Gehanteerde emissiefactoren voor oprichting slachthuis in strijd met zorgvuldigheid

Wet natuurbescherming

 

In de uitspraak van de AbRvS van 22 juli 2015, nr. 201406224/1/R2 is de vraag aan de orde in hoeverre een op te richten slachthuis significante gevolgen heeft voor het betreffende Natura 2000-gebied. Het geschil spitst zich onder meer toe op de gehanteerde (gecorrigeerde) emissiefactoren.

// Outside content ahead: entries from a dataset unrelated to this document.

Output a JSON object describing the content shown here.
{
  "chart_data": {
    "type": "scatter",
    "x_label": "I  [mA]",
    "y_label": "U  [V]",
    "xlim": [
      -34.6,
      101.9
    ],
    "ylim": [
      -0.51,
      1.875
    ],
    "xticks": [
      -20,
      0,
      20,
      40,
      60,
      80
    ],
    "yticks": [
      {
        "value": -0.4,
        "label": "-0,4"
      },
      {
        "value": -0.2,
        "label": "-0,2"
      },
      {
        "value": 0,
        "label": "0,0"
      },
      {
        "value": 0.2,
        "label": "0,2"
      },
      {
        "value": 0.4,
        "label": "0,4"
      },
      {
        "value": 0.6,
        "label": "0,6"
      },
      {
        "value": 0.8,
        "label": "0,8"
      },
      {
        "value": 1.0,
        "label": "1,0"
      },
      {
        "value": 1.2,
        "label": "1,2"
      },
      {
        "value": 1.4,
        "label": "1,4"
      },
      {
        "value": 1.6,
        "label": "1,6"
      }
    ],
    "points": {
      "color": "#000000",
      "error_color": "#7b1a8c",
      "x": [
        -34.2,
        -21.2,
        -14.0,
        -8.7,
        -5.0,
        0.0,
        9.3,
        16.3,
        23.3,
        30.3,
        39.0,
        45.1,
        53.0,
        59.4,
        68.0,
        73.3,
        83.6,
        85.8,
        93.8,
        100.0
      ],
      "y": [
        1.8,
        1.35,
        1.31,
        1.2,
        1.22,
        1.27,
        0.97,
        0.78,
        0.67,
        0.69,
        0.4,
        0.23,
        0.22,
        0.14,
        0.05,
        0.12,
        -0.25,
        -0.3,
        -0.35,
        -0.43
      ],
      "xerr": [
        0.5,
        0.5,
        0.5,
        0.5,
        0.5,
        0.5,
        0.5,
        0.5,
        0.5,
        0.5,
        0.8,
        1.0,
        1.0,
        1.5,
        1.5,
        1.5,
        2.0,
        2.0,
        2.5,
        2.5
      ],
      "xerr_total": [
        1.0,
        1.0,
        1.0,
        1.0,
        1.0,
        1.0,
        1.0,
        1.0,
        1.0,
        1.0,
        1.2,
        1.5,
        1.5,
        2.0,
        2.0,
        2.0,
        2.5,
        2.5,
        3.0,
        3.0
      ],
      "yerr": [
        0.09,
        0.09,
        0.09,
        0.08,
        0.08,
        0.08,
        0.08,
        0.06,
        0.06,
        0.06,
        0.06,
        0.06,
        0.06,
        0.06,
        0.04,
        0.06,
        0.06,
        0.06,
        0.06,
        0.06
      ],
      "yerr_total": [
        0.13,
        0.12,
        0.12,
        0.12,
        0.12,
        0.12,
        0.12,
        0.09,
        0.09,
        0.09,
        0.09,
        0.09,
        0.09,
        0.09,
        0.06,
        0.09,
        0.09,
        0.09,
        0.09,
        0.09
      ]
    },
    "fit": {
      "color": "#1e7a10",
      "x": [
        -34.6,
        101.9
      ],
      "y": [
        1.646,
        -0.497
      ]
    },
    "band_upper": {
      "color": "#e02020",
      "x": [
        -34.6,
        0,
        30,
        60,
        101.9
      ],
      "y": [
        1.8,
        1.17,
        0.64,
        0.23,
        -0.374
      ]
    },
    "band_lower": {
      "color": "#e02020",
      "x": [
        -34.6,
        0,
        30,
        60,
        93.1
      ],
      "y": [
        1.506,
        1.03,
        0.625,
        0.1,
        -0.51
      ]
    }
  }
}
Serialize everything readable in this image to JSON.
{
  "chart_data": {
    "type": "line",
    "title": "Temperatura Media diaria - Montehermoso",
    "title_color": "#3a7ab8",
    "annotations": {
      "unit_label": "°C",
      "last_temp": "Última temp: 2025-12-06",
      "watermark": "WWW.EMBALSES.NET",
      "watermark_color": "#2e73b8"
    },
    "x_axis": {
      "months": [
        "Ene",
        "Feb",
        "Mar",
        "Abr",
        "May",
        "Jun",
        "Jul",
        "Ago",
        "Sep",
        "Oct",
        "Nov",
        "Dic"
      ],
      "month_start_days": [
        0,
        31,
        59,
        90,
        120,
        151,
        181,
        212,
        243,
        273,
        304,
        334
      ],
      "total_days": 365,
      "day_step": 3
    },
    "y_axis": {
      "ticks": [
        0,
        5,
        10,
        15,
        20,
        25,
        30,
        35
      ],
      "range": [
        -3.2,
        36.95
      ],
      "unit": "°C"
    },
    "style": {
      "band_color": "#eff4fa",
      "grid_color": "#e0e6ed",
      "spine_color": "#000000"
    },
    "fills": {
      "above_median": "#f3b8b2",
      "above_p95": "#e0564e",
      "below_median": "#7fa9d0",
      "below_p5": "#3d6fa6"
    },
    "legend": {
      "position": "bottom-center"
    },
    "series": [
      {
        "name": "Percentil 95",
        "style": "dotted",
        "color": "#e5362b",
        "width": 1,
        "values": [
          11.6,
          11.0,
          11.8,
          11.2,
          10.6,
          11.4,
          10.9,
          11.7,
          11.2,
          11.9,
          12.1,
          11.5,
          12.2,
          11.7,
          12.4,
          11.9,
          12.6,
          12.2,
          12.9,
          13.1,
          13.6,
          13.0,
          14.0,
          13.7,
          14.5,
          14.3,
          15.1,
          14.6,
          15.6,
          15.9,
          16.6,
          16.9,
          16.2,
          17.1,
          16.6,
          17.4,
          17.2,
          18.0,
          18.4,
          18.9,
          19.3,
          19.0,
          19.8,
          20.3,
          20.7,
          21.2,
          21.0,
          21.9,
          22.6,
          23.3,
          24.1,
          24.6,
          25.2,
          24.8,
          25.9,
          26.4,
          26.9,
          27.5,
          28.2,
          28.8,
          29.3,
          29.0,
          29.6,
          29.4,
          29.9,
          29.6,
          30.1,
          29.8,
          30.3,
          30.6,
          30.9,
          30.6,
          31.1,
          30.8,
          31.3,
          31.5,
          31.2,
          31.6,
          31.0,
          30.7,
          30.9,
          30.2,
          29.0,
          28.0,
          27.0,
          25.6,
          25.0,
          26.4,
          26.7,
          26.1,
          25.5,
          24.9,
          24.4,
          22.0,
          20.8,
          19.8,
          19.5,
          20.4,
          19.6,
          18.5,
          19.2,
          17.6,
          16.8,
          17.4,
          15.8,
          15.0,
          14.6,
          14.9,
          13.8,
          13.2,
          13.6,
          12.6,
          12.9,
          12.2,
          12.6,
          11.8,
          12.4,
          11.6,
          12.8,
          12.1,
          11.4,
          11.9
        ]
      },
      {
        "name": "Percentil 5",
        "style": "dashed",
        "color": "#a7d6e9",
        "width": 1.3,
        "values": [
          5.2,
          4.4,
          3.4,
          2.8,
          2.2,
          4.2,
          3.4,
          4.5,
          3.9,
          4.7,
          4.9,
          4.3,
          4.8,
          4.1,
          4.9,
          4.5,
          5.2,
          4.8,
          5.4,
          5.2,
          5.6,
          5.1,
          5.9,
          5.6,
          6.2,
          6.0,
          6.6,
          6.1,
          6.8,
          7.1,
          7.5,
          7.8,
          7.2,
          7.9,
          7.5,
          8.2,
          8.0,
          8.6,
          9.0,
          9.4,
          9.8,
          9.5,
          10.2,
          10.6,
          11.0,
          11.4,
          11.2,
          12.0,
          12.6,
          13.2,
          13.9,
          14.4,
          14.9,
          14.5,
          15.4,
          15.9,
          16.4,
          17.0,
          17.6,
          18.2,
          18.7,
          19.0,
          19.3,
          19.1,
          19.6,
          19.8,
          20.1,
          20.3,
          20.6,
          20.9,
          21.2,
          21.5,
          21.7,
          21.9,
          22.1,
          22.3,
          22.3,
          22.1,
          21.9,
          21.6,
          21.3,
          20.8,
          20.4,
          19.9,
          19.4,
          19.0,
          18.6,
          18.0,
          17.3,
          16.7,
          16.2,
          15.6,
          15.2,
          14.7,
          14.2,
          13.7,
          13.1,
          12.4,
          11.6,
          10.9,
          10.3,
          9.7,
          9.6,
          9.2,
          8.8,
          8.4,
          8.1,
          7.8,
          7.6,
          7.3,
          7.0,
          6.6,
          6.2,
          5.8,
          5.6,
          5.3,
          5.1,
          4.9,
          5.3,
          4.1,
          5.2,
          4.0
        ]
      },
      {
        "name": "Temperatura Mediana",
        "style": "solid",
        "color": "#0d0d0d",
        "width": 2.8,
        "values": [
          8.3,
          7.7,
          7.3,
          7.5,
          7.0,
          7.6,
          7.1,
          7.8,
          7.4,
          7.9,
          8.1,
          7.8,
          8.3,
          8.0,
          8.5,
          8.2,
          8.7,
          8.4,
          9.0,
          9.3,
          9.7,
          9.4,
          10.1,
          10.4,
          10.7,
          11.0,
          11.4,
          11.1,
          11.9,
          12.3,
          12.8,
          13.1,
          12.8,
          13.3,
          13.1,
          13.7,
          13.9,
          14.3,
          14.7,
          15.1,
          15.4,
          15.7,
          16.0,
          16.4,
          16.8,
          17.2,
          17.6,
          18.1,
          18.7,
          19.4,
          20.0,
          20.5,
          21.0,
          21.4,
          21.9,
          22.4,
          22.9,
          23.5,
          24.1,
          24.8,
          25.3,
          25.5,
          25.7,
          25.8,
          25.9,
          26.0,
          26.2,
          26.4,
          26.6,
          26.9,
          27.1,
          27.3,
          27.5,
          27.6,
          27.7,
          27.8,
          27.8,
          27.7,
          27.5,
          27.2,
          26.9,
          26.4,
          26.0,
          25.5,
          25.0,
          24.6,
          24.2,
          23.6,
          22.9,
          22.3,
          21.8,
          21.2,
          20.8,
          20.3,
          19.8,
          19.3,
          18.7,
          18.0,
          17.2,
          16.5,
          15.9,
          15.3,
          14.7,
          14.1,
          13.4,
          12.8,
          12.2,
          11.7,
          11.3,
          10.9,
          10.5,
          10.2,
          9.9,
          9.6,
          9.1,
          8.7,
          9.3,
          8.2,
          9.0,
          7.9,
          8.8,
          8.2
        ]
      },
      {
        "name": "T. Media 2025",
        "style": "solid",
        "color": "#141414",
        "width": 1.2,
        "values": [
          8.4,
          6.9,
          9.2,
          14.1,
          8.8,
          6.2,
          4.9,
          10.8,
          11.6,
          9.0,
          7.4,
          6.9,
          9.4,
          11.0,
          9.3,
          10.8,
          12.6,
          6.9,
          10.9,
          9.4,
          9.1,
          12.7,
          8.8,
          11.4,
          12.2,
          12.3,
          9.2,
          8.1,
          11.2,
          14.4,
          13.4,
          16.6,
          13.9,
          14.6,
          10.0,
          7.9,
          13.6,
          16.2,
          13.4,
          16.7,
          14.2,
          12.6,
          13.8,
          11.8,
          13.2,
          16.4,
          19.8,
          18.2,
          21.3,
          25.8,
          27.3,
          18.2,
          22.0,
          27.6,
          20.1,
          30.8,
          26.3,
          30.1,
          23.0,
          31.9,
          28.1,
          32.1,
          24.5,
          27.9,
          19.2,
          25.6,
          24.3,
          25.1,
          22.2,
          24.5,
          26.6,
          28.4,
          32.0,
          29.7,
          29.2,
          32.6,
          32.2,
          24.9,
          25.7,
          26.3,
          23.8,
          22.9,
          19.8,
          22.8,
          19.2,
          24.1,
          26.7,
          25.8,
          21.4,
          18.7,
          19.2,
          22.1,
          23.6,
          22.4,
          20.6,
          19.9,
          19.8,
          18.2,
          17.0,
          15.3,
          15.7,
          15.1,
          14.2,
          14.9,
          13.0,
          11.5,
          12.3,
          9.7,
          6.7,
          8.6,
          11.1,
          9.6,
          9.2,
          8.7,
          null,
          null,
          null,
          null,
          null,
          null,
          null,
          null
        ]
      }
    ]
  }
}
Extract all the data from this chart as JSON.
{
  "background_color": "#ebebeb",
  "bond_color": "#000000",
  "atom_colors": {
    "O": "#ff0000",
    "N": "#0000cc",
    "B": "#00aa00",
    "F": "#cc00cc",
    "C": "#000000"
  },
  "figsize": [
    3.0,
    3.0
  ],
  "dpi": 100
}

Voor de emissie is gekeken naar de emissiefactor van het stalsysteem dat het slachthuis op grond van de vergunning mag gebruiken, te weten het stalsysteem vermeld in de Regeling Ammoniak en Veehouderij (RAV) onder code: D 3.2.5.1. In de RAV is aan dit stalsysteem een emissiefactor van 1,1 kg ammoniak per varken per jaar toegekend.

 

Naar het oordeel van de Afdeling is niet aannemelijk gemaakt dat de emissiefactor behorend bij het stalsysteem zonder meer vergelijkbaar is met de omvang van de emissie veroorzaakt door de varkens die in het slachthuis worden gestald. Deze factor is de resultante van de emissie behorend bij een verblijf van jonge varkens die opgroeien tot slachtrijpe varkens, terwijl de varkens in de wachtruimte uitsluitend slachtrijpe varkens zijn. Naar het oordeel van de Afdeling is niet inzichtelijk gemaakt dat als uitgangspunt van de berekening van de emissie van het slachthuis 1,1 kg ammoniak per varken per jaar kon worden genomen

Het college heeft op deze factor correcties toegepast. Ten eerste vanwege de omstandigheid dat de wachtruimte, anders dan een stal in een varkenshouderij, niet 24 uur per dag is bezet met dieren: gerekend is met een gemiddelde bezetting van 37,5% ten opzichte van een reguliere stal. Verder is er rekening mee gehouden dat 90% van de dieren die ten behoeve van de slacht worden aangevoerd, min of meer nuchter zijn, hetgeen minder ontlasting en dus ammoniakemissie tot gevolg heeft. Het college is hierbij afgegaan op een verklaring van de aanvrager over het nuchter aanleveren van varkens. Het college heeft echter naar het oordeel van de Afdeling niet aannemelijk gemaakt dat deze wijze van bedrijfsvoering is geborgd.

Ook is in aanmerking genomen dat een deel van de ammoniak wordt gebonden doordat de dieren - om ze rustig te houden - in de wachtruimte met waternevel worden besproeid. Op basis hiervan is de emissiefactor ook gecorrigeerd. Naar het oordeel van de Afdeling heeft het college het concrete effect van het besproeien van varkens met waternevel niet inzichtelijk gemaakt. Ook is het naar het oordeel van de Afdeling zo dat uit onderzoek blijkt dat slechts aannemelijk is dat indien 90% van de varkens nuchter wordt aangevoerd een zekere reductie van ammoniakemissie zal worden bereikt, maar niet - ook niet in relatie tot een reductie van eiwit in het voer - hoe groot die reductie is.

De verleende Nbw vergunning wordt vernietigd wegens strijd met art. 3:2 Awb.